Mencionamos acima as comissões e outros benefícios que o capitalismo crimina- lizado paga a seus colaboradores, entre os quais se encontram os grandes bancos internacionais. Num passado não muito distante, uma comissão padrão oscilava em torno de 3%. Mas a Transparency International informa que o tráfico de armas paga cerca de 15%, e que o conjunto de comissões oscila anualmente em torno de 4 bilhões e quinhentos milhões de dólares. O senhor Bernard Challe, procurador geral e chefe do serviço central de prevenção contra corrupção da França, alertou que as comissões, além de elevarem os preços, inclusive os dos produtos gerados legalmente, também, como conseqüência, provocavam inflação. Entre os mais ilustres beneficiários destes fabulosos negócios em 1995, figurou um cavalheiro chamado Willi Claes. Ele era o secretario geral da OTAN. No entanto, houve alguém de cargo mais importante nesse esquema do que este simples burocrata internacional. Nos referimos ao marido da anterior rainha da Holanda, príncipe Bernardo, que sempre demonstrou um notável interesse pelo bom andamento dos negócios da Philips, transnacional holandesa cujo nome é sinônimo de lâmpadas. Em seu momento, o Príncipe protagonizou um peque no escândalo que deve ter amargado a existência de sua esposa, que era apenas uma inocente rainha.
Quando um sistema de relações humanas que coloca o interesse pessoal acima de qualquer outra consideração gera máfias e corrupção de tamanho apocalíptico, é conveniente pensar que o problema está na entranha do próprio sistema.
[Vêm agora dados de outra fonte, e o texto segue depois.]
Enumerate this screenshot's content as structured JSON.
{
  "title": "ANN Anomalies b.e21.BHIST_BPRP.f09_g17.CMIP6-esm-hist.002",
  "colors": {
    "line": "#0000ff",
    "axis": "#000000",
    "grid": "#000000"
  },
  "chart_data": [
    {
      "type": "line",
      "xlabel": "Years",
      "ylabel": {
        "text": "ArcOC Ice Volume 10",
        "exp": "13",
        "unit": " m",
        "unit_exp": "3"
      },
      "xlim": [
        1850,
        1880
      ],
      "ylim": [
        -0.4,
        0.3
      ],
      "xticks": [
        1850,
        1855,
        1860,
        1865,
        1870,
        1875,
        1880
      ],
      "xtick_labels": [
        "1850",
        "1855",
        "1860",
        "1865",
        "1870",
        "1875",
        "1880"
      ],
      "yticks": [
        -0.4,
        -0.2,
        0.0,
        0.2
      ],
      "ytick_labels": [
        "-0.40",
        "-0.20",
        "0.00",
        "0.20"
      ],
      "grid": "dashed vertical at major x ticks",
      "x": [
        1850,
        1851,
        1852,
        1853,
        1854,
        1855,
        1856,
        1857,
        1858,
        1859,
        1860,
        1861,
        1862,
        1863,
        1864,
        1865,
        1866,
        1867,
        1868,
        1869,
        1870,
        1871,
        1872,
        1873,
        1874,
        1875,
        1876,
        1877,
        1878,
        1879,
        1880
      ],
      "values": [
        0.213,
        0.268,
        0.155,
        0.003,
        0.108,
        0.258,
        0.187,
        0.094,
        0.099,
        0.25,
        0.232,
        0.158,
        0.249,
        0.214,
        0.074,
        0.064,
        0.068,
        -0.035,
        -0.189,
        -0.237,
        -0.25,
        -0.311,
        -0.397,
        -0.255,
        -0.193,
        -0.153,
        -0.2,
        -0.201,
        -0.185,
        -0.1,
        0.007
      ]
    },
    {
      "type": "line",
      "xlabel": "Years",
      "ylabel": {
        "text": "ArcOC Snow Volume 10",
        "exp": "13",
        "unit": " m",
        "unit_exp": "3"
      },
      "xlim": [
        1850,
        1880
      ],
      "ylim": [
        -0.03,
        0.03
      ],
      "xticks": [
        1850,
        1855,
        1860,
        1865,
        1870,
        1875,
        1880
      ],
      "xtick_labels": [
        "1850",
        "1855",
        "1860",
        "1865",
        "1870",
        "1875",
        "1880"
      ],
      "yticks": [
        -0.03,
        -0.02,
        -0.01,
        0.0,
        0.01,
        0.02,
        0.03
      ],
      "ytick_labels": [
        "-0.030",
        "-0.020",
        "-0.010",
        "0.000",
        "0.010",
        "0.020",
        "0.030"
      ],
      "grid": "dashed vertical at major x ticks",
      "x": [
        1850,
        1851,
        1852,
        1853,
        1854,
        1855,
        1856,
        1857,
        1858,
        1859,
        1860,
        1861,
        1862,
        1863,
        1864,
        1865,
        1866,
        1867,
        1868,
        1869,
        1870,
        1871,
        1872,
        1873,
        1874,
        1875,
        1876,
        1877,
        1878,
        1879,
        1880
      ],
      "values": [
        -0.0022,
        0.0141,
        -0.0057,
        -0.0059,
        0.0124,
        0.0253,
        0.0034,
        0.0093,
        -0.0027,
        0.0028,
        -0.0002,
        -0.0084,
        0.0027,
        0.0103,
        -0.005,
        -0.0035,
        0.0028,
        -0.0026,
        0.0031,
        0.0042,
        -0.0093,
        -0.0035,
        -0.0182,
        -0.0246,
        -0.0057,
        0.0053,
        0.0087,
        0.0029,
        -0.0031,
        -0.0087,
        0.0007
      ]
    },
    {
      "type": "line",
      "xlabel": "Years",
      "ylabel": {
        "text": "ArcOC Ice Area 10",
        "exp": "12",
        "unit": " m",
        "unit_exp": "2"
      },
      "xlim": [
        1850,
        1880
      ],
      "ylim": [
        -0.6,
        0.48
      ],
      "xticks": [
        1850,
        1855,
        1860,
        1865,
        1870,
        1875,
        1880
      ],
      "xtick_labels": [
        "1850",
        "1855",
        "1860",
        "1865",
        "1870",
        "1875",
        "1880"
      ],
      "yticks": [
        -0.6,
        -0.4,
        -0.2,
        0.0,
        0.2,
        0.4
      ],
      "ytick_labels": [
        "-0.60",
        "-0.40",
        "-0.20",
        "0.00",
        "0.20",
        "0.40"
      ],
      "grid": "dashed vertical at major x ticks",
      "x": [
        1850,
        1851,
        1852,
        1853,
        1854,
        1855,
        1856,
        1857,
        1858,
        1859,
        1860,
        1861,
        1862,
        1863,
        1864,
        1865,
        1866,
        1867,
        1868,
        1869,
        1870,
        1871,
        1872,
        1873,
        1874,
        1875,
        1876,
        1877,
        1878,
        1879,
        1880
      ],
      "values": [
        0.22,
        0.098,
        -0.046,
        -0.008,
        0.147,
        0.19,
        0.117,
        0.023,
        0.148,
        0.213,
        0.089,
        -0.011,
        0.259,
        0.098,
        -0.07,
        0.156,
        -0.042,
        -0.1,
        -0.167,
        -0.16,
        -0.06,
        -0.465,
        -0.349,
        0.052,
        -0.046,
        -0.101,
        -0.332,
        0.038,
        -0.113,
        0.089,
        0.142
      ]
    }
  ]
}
E que o problema não é de agora, ainda que agora tenha o tamanho da economia capitalista. Sem ânimo de fazer história, a história do capitalismo é também a história de fraudes gigantescas, mentiras colossais e armadilhas armadas contra a boa fé dos incautos que sempre existiram e ainda existem.

Notas
1 Franco “Berardi, Une Politique de l’Imagination”. Chimères, nº 23. Paris: 1994.
2 La Globalización del Crimen. N.York: 1995.
3 Michel Chossudovsky , “La Corruption Mundialisée”, Manière de Voir, nº 33. Paris: 1997.
4 v. a reportagem publicada no jornal Página 12. Buenos Aires, 18-02-1996.